By now it is clear to me that some of the chemotherapy has roots in alchemy and black arts. MO's tend to use what they know and what has worked for them.
Frankly, there are really not many new options available, other than Erbitux. Given, that there are just a few drugs commonly used (cisplatin, carboplatin, 5FU, taxodere and the like) is is amazing how confusing this still is. Part of this is clearly dictated by the patients health etc. but a lot seems arbitrary and difficult to penetrate.
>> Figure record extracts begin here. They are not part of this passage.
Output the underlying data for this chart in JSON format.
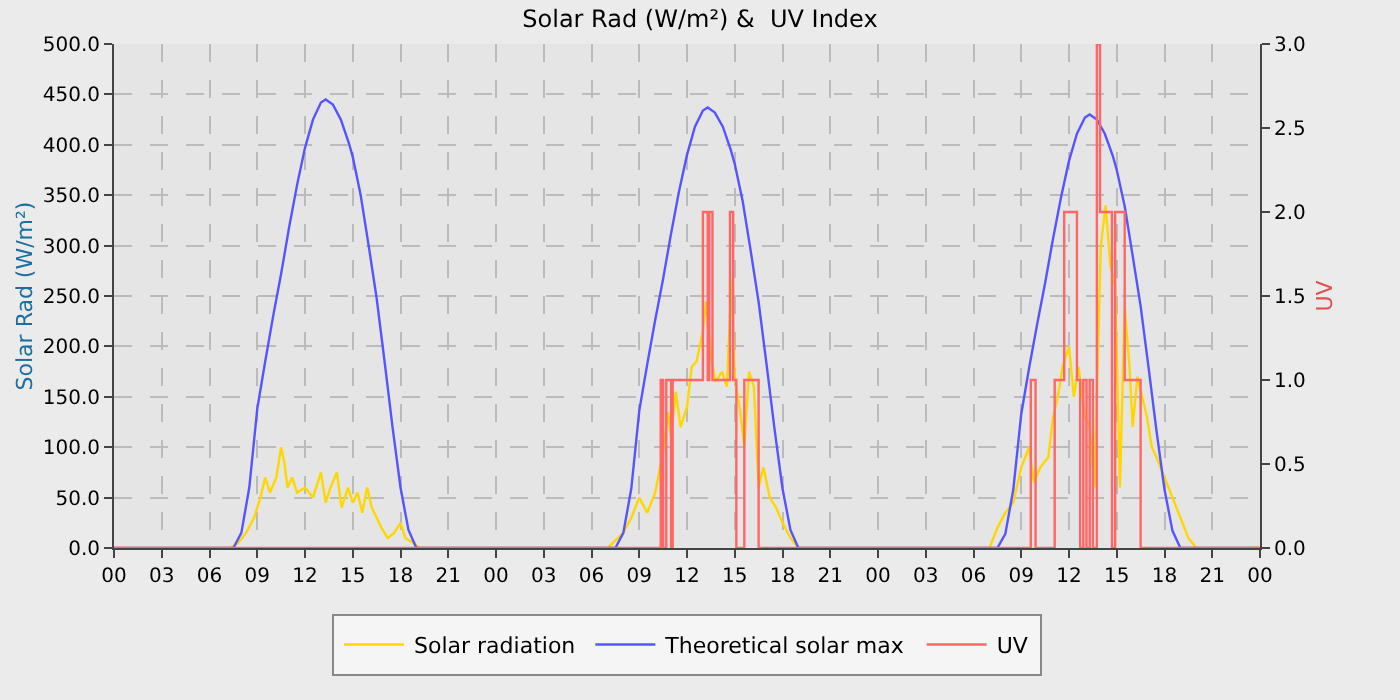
{
  "chart_data": {
    "type": "line",
    "title": "Solar Rad (W/m²) &  UV Index",
    "ylabel": "Solar Rad (W/m²)",
    "y2label": "UV",
    "xlim": [
      0,
      72
    ],
    "xticks": [
      {
        "value": 0,
        "label": "00"
      },
      {
        "value": 3,
        "label": "03"
      },
      {
        "value": 6,
        "label": "06"
      },
      {
        "value": 9,
        "label": "09"
      },
      {
        "value": 12,
        "label": "12"
      },
      {
        "value": 15,
        "label": "15"
      },
      {
        "value": 18,
        "label": "18"
      },
      {
        "value": 21,
        "label": "21"
      },
      {
        "value": 24,
        "label": "00"
      },
      {
        "value": 27,
        "label": "03"
      },
      {
        "value": 30,
        "label": "06"
      },
      {
        "value": 33,
        "label": "09"
      },
      {
        "value": 36,
        "label": "12"
      },
      {
        "value": 39,
        "label": "15"
      },
      {
        "value": 42,
        "label": "18"
      },
      {
        "value": 45,
        "label": "21"
      },
      {
        "value": 48,
        "label": "00"
      },
      {
        "value": 51,
        "label": "03"
      },
      {
        "value": 54,
        "label": "06"
      },
      {
        "value": 57,
        "label": "09"
      },
      {
        "value": 60,
        "label": "12"
      },
      {
        "value": 63,
        "label": "15"
      },
      {
        "value": 66,
        "label": "18"
      },
      {
        "value": 69,
        "label": "21"
      },
      {
        "value": 72,
        "label": "00"
      }
    ],
    "ylim": [
      0,
      500
    ],
    "yticks": [
      {
        "value": 0,
        "label": "0.0"
      },
      {
        "value": 50,
        "label": "50.0"
      },
      {
        "value": 100,
        "label": "100.0"
      },
      {
        "value": 150,
        "label": "150.0"
      },
      {
        "value": 200,
        "label": "200.0"
      },
      {
        "value": 250,
        "label": "250.0"
      },
      {
        "value": 300,
        "label": "300.0"
      },
      {
        "value": 350,
        "label": "350.0"
      },
      {
        "value": 400,
        "label": "400.0"
      },
      {
        "value": 450,
        "label": "450.0"
      },
      {
        "value": 500,
        "label": "500.0"
      }
    ],
    "y2lim": [
      0,
      3
    ],
    "y2ticks": [
      {
        "value": 0,
        "label": "0.0"
      },
      {
        "value": 0.5,
        "label": "0.5"
      },
      {
        "value": 1,
        "label": "1.0"
      },
      {
        "value": 1.5,
        "label": "1.5"
      },
      {
        "value": 2,
        "label": "2.0"
      },
      {
        "value": 2.5,
        "label": "2.5"
      },
      {
        "value": 3,
        "label": "3.0"
      }
    ],
    "grid": true,
    "legend": "bottom",
    "marker": "none",
    "line_style": "solid",
    "series": [
      {
        "name": "Solar radiation",
        "color": "#ffd700",
        "x": [
          0,
          7.3,
          7.8,
          8.3,
          8.8,
          9.2,
          9.5,
          9.8,
          10.2,
          10.5,
          10.7,
          10.9,
          11.2,
          11.5,
          12,
          12.5,
          13,
          13.3,
          13.6,
          14,
          14.3,
          14.7,
          15,
          15.3,
          15.6,
          15.9,
          16.2,
          16.5,
          16.8,
          17.2,
          17.6,
          18,
          18.3,
          18.8,
          19.2,
          31,
          32,
          32.5,
          33,
          33.5,
          34,
          34.5,
          34.8,
          35,
          35.3,
          35.6,
          36,
          36.3,
          36.6,
          37,
          37.2,
          37.5,
          37.8,
          38.2,
          38.5,
          38.8,
          39,
          39.3,
          39.6,
          39.9,
          40.2,
          40.5,
          40.8,
          41.2,
          41.6,
          42,
          42.5,
          43,
          55,
          55.5,
          56,
          56.5,
          57,
          57.5,
          57.8,
          58.2,
          58.7,
          59,
          59.3,
          59.6,
          60,
          60.3,
          60.6,
          61,
          61.3,
          61.6,
          62,
          62.3,
          62.6,
          62.9,
          63.2,
          63.5,
          63.8,
          64,
          64.3,
          64.6,
          64.9,
          65.2,
          65.5,
          66,
          66.5,
          67,
          67.5,
          68,
          72
        ],
        "values": [
          0,
          0,
          5,
          15,
          30,
          50,
          70,
          55,
          70,
          100,
          85,
          60,
          70,
          55,
          60,
          50,
          75,
          45,
          60,
          75,
          40,
          60,
          45,
          55,
          35,
          60,
          40,
          30,
          20,
          10,
          15,
          25,
          10,
          5,
          0,
          0,
          15,
          30,
          50,
          35,
          55,
          95,
          135,
          110,
          155,
          120,
          140,
          180,
          185,
          215,
          245,
          190,
          165,
          175,
          160,
          265,
          170,
          140,
          100,
          175,
          160,
          60,
          80,
          50,
          40,
          25,
          10,
          0,
          0,
          20,
          35,
          45,
          80,
          100,
          65,
          80,
          90,
          130,
          150,
          180,
          200,
          150,
          180,
          130,
          120,
          60,
          300,
          340,
          280,
          260,
          60,
          240,
          180,
          120,
          170,
          150,
          130,
          100,
          90,
          70,
          50,
          30,
          10,
          0,
          0
        ]
      },
      {
        "name": "Theoretical solar max",
        "color": "#5555ff",
        "x": [
          0,
          7.5,
          8,
          8.5,
          9,
          9.5,
          10,
          10.5,
          11,
          11.5,
          12,
          12.5,
          13,
          13.3,
          13.75,
          14.25,
          14.75,
          15,
          15.5,
          16,
          16.5,
          17,
          17.5,
          18,
          18.5,
          19,
          31.5,
          32,
          32.5,
          33,
          33.5,
          34,
          34.5,
          35,
          35.5,
          36,
          36.5,
          37,
          37.3,
          37.75,
          38.25,
          38.75,
          39,
          39.5,
          40,
          40.5,
          41,
          41.5,
          42,
          42.5,
          43,
          55.5,
          56,
          56.5,
          57,
          57.5,
          58,
          58.5,
          59,
          59.5,
          60,
          60.5,
          61,
          61.3,
          61.75,
          62.25,
          62.75,
          63,
          63.5,
          64,
          64.5,
          65,
          65.5,
          66,
          66.5,
          67,
          72
        ],
        "values": [
          0,
          0,
          15,
          60,
          138,
          185,
          230,
          272,
          318,
          360,
          397,
          425,
          442,
          445,
          440,
          425,
          402,
          388,
          350,
          300,
          248,
          185,
          120,
          60,
          18,
          0,
          0,
          15,
          59,
          136,
          182,
          226,
          267,
          312,
          354,
          390,
          418,
          434,
          437,
          432,
          418,
          395,
          381,
          344,
          295,
          244,
          182,
          118,
          59,
          18,
          0,
          0,
          14,
          58,
          133,
          179,
          222,
          263,
          307,
          348,
          384,
          411,
          427,
          430,
          425,
          411,
          389,
          375,
          339,
          290,
          240,
          179,
          116,
          58,
          17,
          0,
          0
        ]
      },
      {
        "name": "UV",
        "color": "#ff6666",
        "type": "step",
        "axis": "y2",
        "x": [
          0,
          34.35,
          34.5,
          34.7,
          35.0,
          35.1,
          37.0,
          37.3,
          37.4,
          37.6,
          38.7,
          38.9,
          39.1,
          39.3,
          39.6,
          40.5,
          57.6,
          57.9,
          59.1,
          59.7,
          60.5,
          60.7,
          60.9,
          61.1,
          61.3,
          61.5,
          61.75,
          61.95,
          62.7,
          62.9,
          63.5,
          64.5,
          72
        ],
        "values": [
          0,
          1,
          0,
          1,
          0,
          1,
          2,
          1,
          2,
          1,
          2,
          1,
          0,
          0,
          1,
          0,
          1,
          0,
          1,
          2,
          1,
          0,
          1,
          0,
          1,
          0,
          3,
          2,
          0,
          2,
          1,
          0,
          0
        ]
      }
    ]
  }
}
For instance you are told that either carboplatin or cisplating can be used.... and then well I am more comfortable with cisplatin. So what are you going to choose in that case?

During IMRT I will have weekly cisplatin (6 times total). After that the idea is to go to a full regimen cisplatin (3x).
The weekly dosage is roughly 1/3 rd of the dosage per shot compared to one shot if you do this 3 times only. Given the clearance rate it would seem that you get a higher bio availability if you give a lower dosage more frequenly.
I am amazed that this sort of stuff is not know, especially for a drug as ancient as cisplatin!!
Does anyone have any experience with weekly cisplatin and did anyone do this for an extended period of time in place of the regular 3x regimen?

Thanks for any insight here.


Partial glossectomy (25%) anterior tongue. 4/6/07/. IMRT start @5/24/07 (3x) Erbitux start/end@ 5/24/07. IMRT wider field (30x) start 6/5/07. Weekly cisplatin (2x30mg/m2), then weekly carbo- (5x180mg/m2). End of Tx 19 July 07.